Here two schoolboys, Georg in black and Casper in red, take advantage of the hilly Teletubby landscape to do some tricks on their scooters. They started coming to the square two weeks ago because their own school and youth centre had closed down. And, as they say, »there’s plenty of room here.«

In the square in front of the Maersk Tower, two brothers have taken out their bikes, and now they whiz up and down the tiled slopes while they bask in the attention of the weird photographer.

»Mind you don’t fall,« their father shouts from a bench as youthful exuberance is about to get the better of them.

In the gardens Landbohøjskolens Have on Frederiksberg Campus it looks like many Copenhageners – some strolling with walking sticks, others carrying textbooks – are using the park with the picturesque flora as a retreat while the rest of Denmark has been shut down with corona. Families, friends and older couples are making sure that there is just as much activity as on normal weekdays.

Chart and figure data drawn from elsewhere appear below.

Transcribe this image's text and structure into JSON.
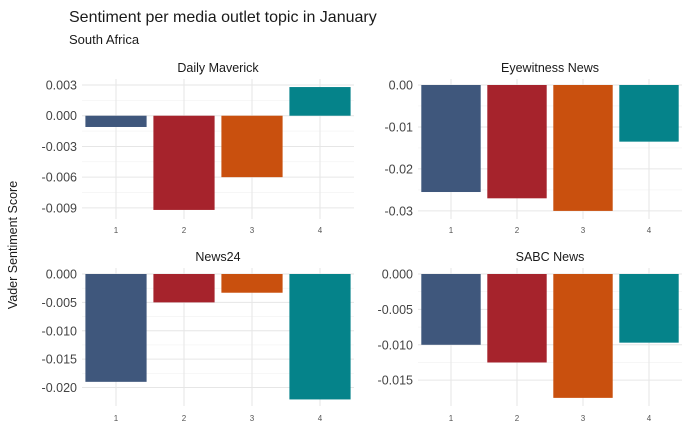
{
  "chart_data": {
    "type": "bar",
    "title": "Sentiment per media outlet topic in January",
    "subtitle": "South Africa",
    "ylabel": "Vader Sentiment Score",
    "categories": [
      "1",
      "2",
      "3",
      "4"
    ],
    "colors": [
      "#3f577c",
      "#a6232c",
      "#c9500e",
      "#05838a"
    ],
    "grid": true,
    "panels": [
      {
        "name": "Daily Maverick",
        "values": [
          -0.0011,
          -0.0092,
          -0.006,
          0.0028
        ],
        "ylim": [
          -0.0095,
          0.003
        ],
        "yticks": [
          0.003,
          0.0,
          -0.003,
          -0.006,
          -0.009
        ],
        "yticklabels": [
          "0.003",
          "0.000",
          "-0.003",
          "-0.006",
          "-0.009"
        ]
      },
      {
        "name": "Eyewitness News",
        "values": [
          -0.0255,
          -0.027,
          -0.03,
          -0.0135
        ],
        "ylim": [
          -0.0305,
          0.0
        ],
        "yticks": [
          0.0,
          -0.01,
          -0.02,
          -0.03
        ],
        "yticklabels": [
          "0.00",
          "-0.01",
          "-0.02",
          "-0.03"
        ]
      },
      {
        "name": "News24",
        "values": [
          -0.019,
          -0.005,
          -0.0033,
          -0.0221
        ],
        "ylim": [
          -0.0222,
          0.0
        ],
        "yticks": [
          0.0,
          -0.005,
          -0.01,
          -0.015,
          -0.02
        ],
        "yticklabels": [
          "0.000",
          "-0.005",
          "-0.010",
          "-0.015",
          "-0.020"
        ]
      },
      {
        "name": "SABC News",
        "values": [
          -0.01,
          -0.0125,
          -0.0175,
          -0.0097
        ],
        "ylim": [
          -0.0178,
          0.0
        ],
        "yticks": [
          0.0,
          -0.005,
          -0.01,
          -0.015
        ],
        "yticklabels": [
          "0.000",
          "-0.005",
          "-0.010",
          "-0.015"
        ]
      }
    ]
  }
}
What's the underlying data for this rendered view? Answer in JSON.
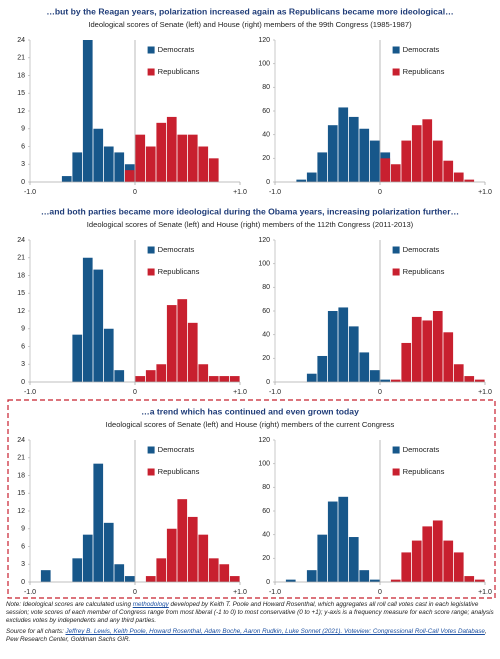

Things are a bit dull at the Universitetsparken, where the shadows in the grass are almost the only thing moving during the course of the day. A single passer-by rambles through the park, and some girls chat in hushed voices on a bench, but otherwise it’s empty.

The explanation can be found on both the benches and on the walls. Signs have put a stop to the guests’ free expression: »Due to the circumstances, the University of Copenhagen has decided that the facilities in Universitetsparken may not be used. You are still allowed to walk through the park.«

It almost sounds like the park is closed off. But it is not, according to campus head Søren Hassing:

»It is simply to help each other comply with the recommendations of the Danish Health and Medicines Authority. It’s not our idea to go around hassling people,« he says, noting that the sign was put up after a series of incidents where guidelines had been violated on the university grounds.

So who knows, maybe life will start buzzing again in the Universitetsparken shortly.